World Cup ticket to death
A day too soon three years since then, 44-year-old Bhogendra Mochi leaves his wife and four children at home in rural Nepal.
He gets on the plane to Qatar.
From all over Asia, millions of workers travel to the small kingdom at the bottom of the Arabian Peninsula – to build the country.
Since Qatar was awarded the World Cup in 2010, allegations of corruption have hailed, including from the United States authorities.
The organizers have denied the allegations.
And now they have a bad time.
The foreign workers are working in high gear to complete all the new stadiums, hotels, roads and metros.
In 2018, Bhogendra will be one of them.
He will never see his own family again.
At two o’clock at night until January 7, a Boeing plane from Qatar Airlines stands on the street at the international airport in Doha.
VGs two reporters is among the passengers who find their seats.
The coffin of Bhogendra will also be on this plane.
– Do you know if there is a coffin on board? we ask a flight attendant.
– What do you mean?

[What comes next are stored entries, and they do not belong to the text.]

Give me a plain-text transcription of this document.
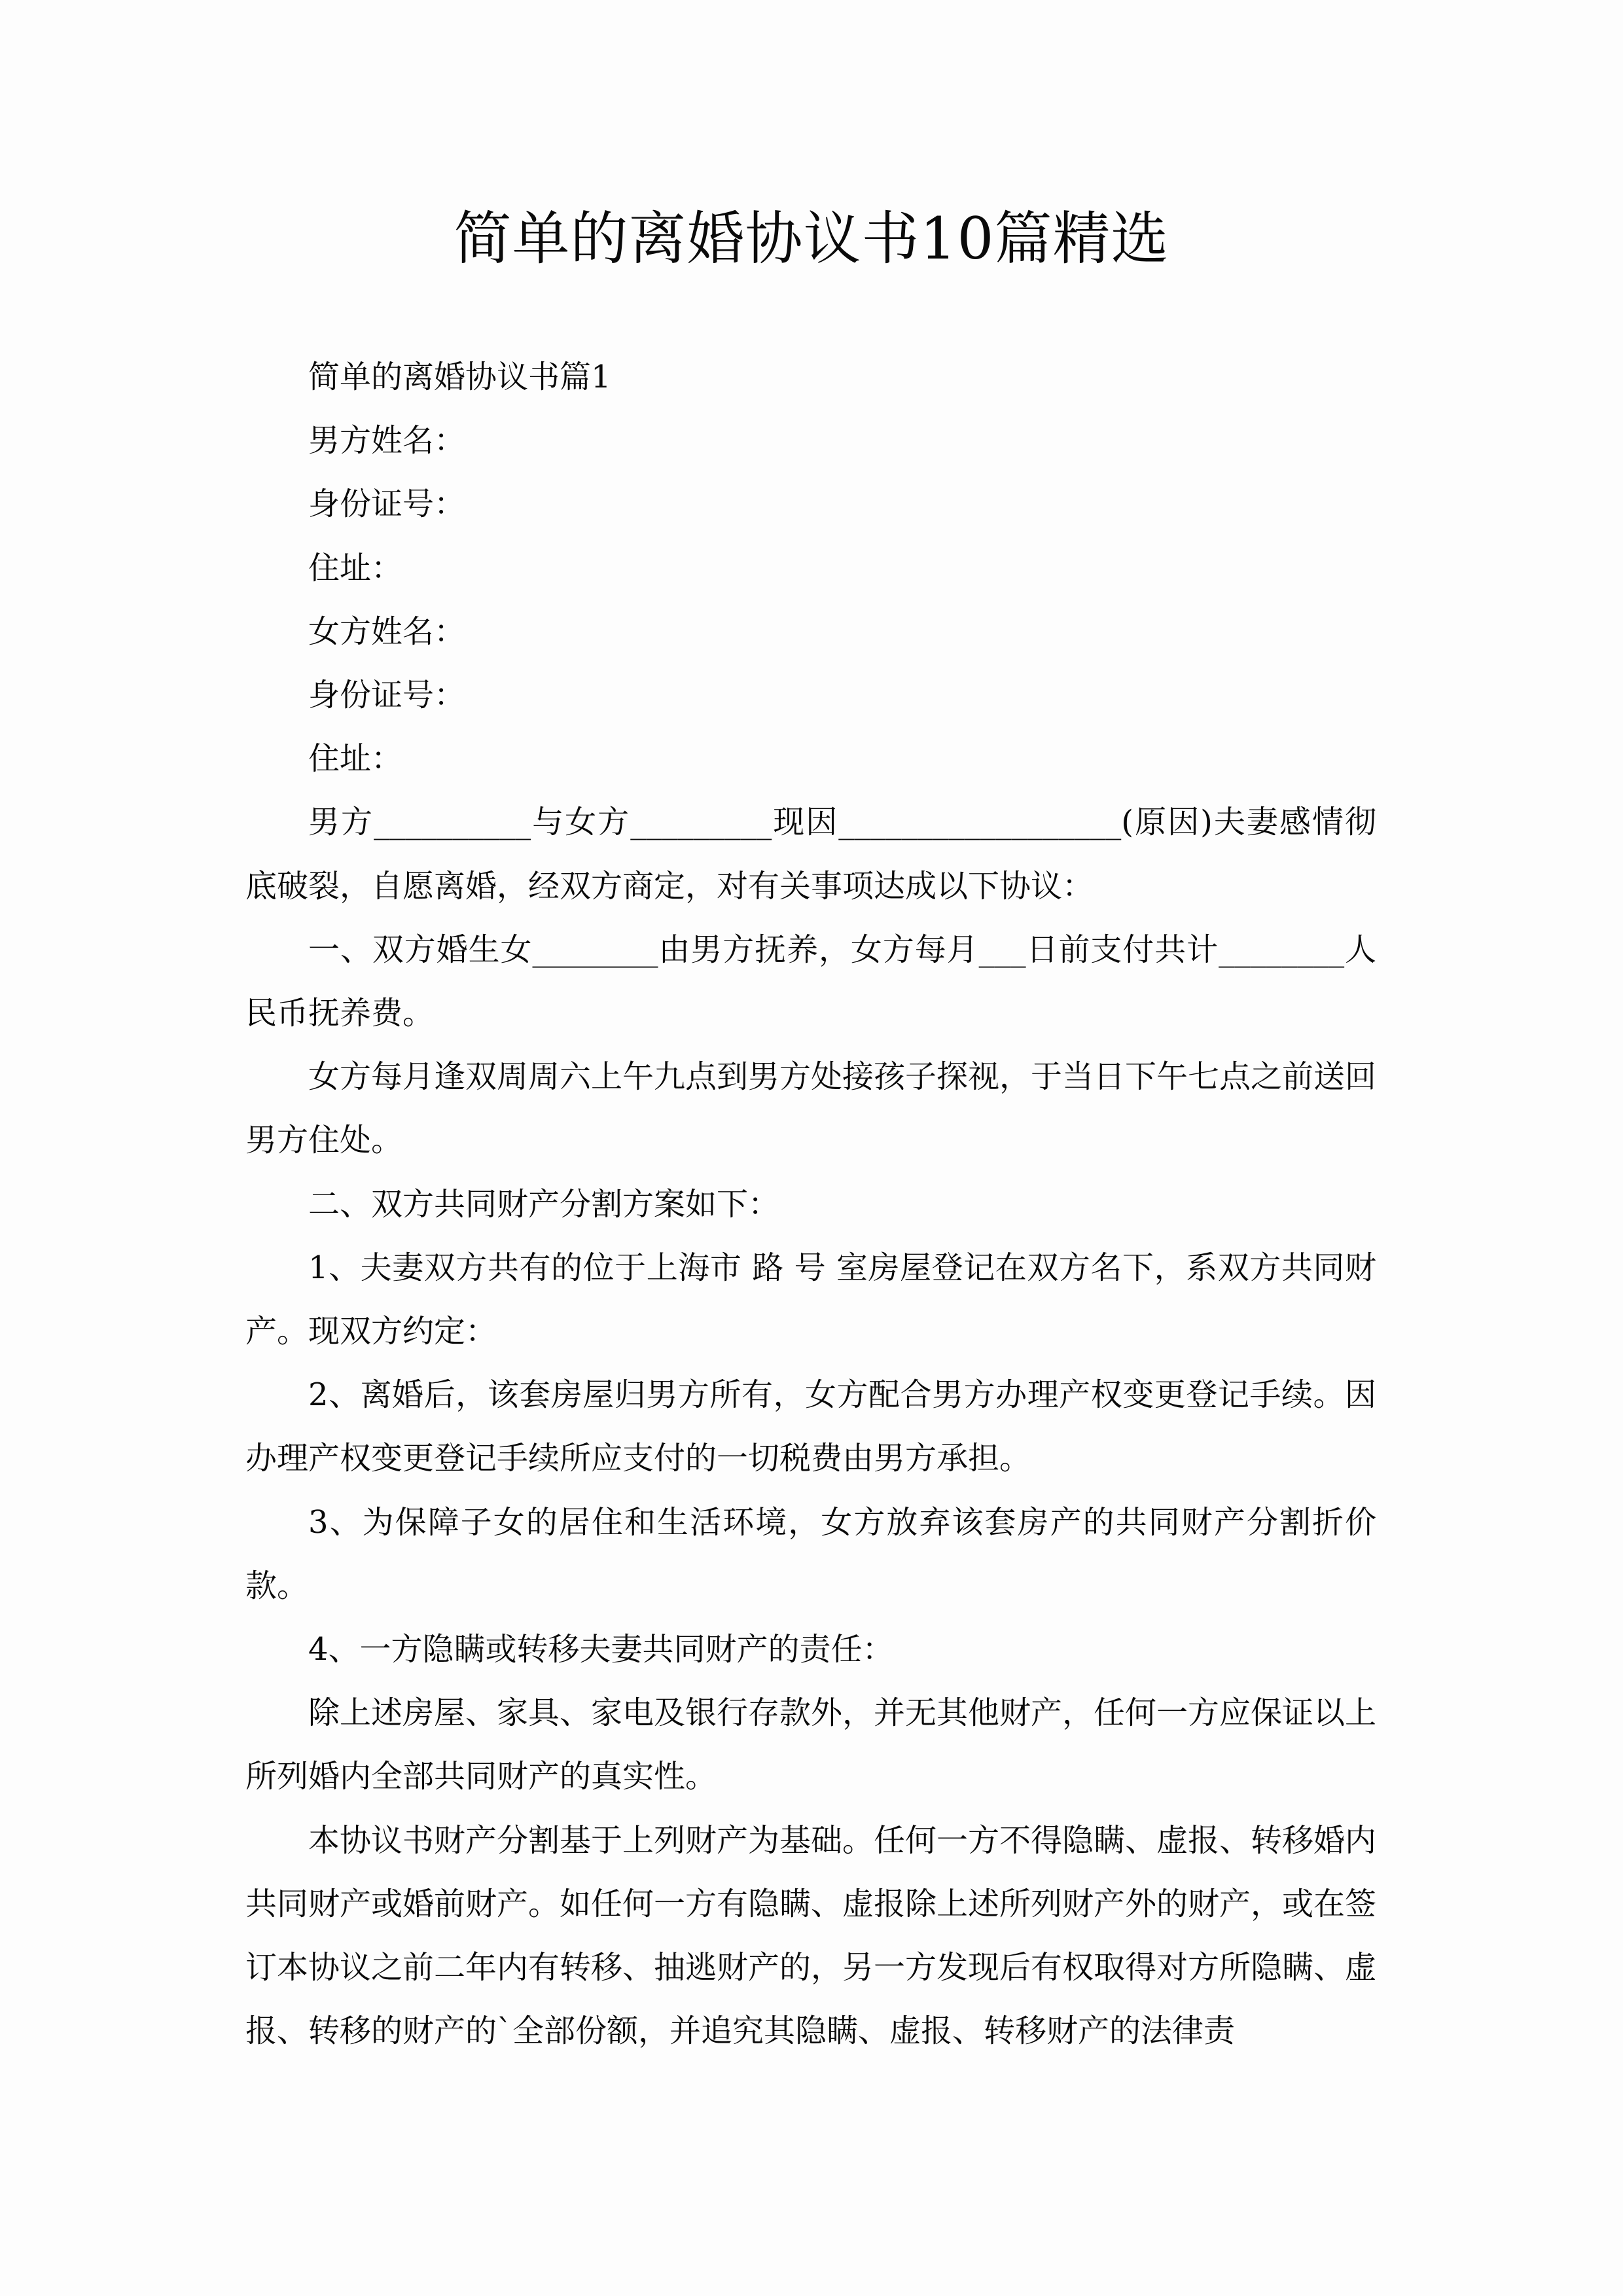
简单的离婚协议书10篇精选

简单的离婚协议书篇1

男方姓名：

身份证号：

住址：

女方姓名：

身份证号：

住址：

男方__________与女方_________现因__________________(原因)夫妻感情彻底破裂，自愿离婚，经双方商定，对有关事项达成以下协议：

一、双方婚生女________由男方抚养，女方每月___日前支付共计________人民币抚养费。

女方每月逢双周周六上午九点到男方处接孩子探视，于当日下午七点之前送回男方住处。

二、双方共同财产分割方案如下：

1、夫妻双方共有的位于上海市 路 号 室房屋登记在双方名下，系双方共同财产。现双方约定：

2、离婚后，该套房屋归男方所有，女方配合男方办理产权变更登记手续。因办理产权变更登记手续所应支付的一切税费由男方承担。

3、为保障子女的居住和生活环境，女方放弃该套房产的共同财产分割折价款。

4、一方隐瞒或转移夫妻共同财产的责任：

除上述房屋、家具、家电及银行存款外，并无其他财产，任何一方应保证以上所列婚内全部共同财产的真实性。

本协议书财产分割基于上列财产为基础。任何一方不得隐瞒、虚报、转移婚内共同财产或婚前财产。如任何一方有隐瞒、虚报除上述所列财产外的财产，或在签订本协议之前二年内有转移、抽逃财产的，另一方发现后有权取得对方所隐瞒、虚报、转移的财产的`全部份额，并追究其隐瞒、虚报、转移财产的法律责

We do not carry a coffin today, she says.
A few minutes later she returns. She has spoken to her boss, who confirms that yes, there is a coffin on board.
– Send my condolences to the family, she says.
Darkness has descended southeast of Nepal. It is 7 pm in the small village of Golbazar. The truck crawls calmly down a bumpy, narrow gravel road.
In Doha, there is no break at the construction site where Bhogendra worked.